A medida que Cristo se va manifestando, Juan busca
quedar en segundo plano, ir desapareciendo. Sus mejores discípulos serán los
que sigan, por indicación suya, al Maestro en el comienzo de su vida
pública. Este es el Cordero de Dios, dirá a Juan y a Andrés,
indicando a Jesús que pasaba. Con gran delicadeza se desprenderá de quienes le
siguen para que se vayan con Cristo. Juan «perseveró en la santidad, porque se
mantuvo humilde en su corazón»7;
por eso mereció también aquella formidable alabanza del Señor: En
verdad os digo que no ha salido de entre los hijos de mujer nadie mayor que
Juan8.
El Precursor señala también ahora el sendero que hemos
de seguir. En el apostolado personal –cuando vamos preparando a otros para que
encuentren a Cristo–, debemos procurar no ser el centro. Lo importante es que
Cristo sea anunciado, conocido y amado: Solo Él tiene palabras de vida eterna,
solo en Él se encuentra la salvación. La actitud de Juan es una enérgica
advertencia contra el desordenado amor propio, que siempre nos empuja a
ponernos indebidamente en primer plano. Un afán de singularidad no dejaría
sitio a Jesús.
El Señor nos pide también que vivamos sin alardes, sin
afanes de protagonismo, que llevemos una vida sencilla, corriente, procurando
hacer el bien a todos y cumpliendo nuestras obligaciones con honradez. Sin
humildad no podríamos acercar a nuestros amigos al Señor. Y entonces nuestra
vida quedaría vacía.
III.
Nosotros, sin embargo, no somos solo precursores; somos también testigos de
Cristo. Hemos recibido con la gracia bautismal y la Confirmación el honroso
deber de confesar, con las obras y de palabra, la fe en Cristo. Para cumplir
esta misión recibimos frecuentemente, y aun a diario, el alimento divino del
Cuerpo de Jesús; los sacerdotes nos prodigan la gracia sacramental y nos
instruyen con la enseñanza de la Palabra divina.

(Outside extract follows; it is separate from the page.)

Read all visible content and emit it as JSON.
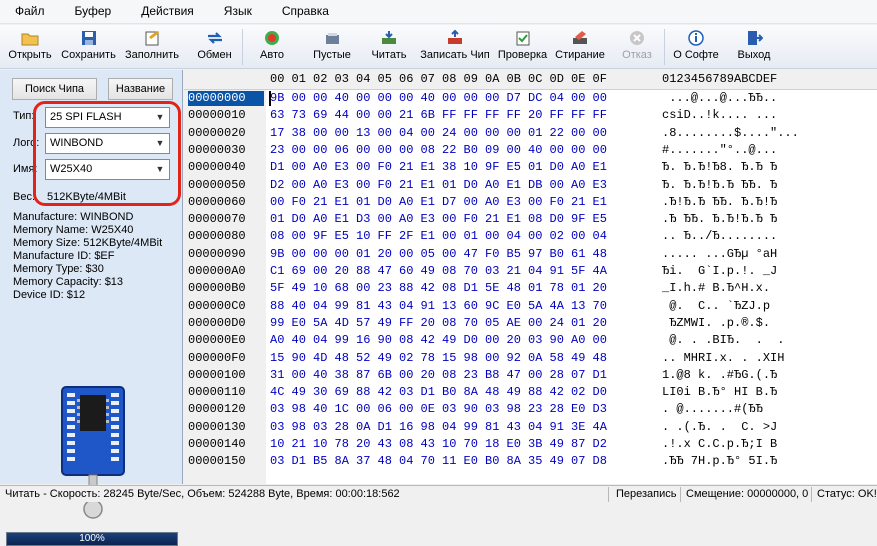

Todo lo que poseemos es tan superior a lo que Juan
tenía, que Jesús mismo pudo decir que el más pequeño en el reino de
Dios es mayor que Juan. Sin embargo, ¡qué diferencia! Jesús está a punto de
llegar, y Juan vive fundamentalmente para ser el Precursor. Nosotros somos
testigos; pero, ¿qué clase de testigos somos? ¿Cómo es nuestro testimonio
cristiano entre nuestros colegas, en la familia? ¿Tiene suficiente fuerza para
persuadir a los que no creen todavía en Él, a quienes no le aman, a los que
tienen una idea falsa acerca de Jesús? ¿Es nuestra vida una prueba, al menos
una presunción, a favor de la verdad del cristianismo? Son preguntas que
podrían servirnos para vivir este Adviento, en el que no puede faltar un
sentido apostólico.
Mira al Señor que viene... Juan sabe que Dios prepara algo muy grande, de
lo cual él debe ser instrumento, y se coloca en la dirección que le señala el
Espíritu Santo. Nosotros sabemos mucho más acerca de lo que Dios tenía
preparado para la humanidad. Nosotros conocemos a Cristo y a su Iglesia,
tenemos los sacramentos, la doctrina salvadora perfectamente señalada...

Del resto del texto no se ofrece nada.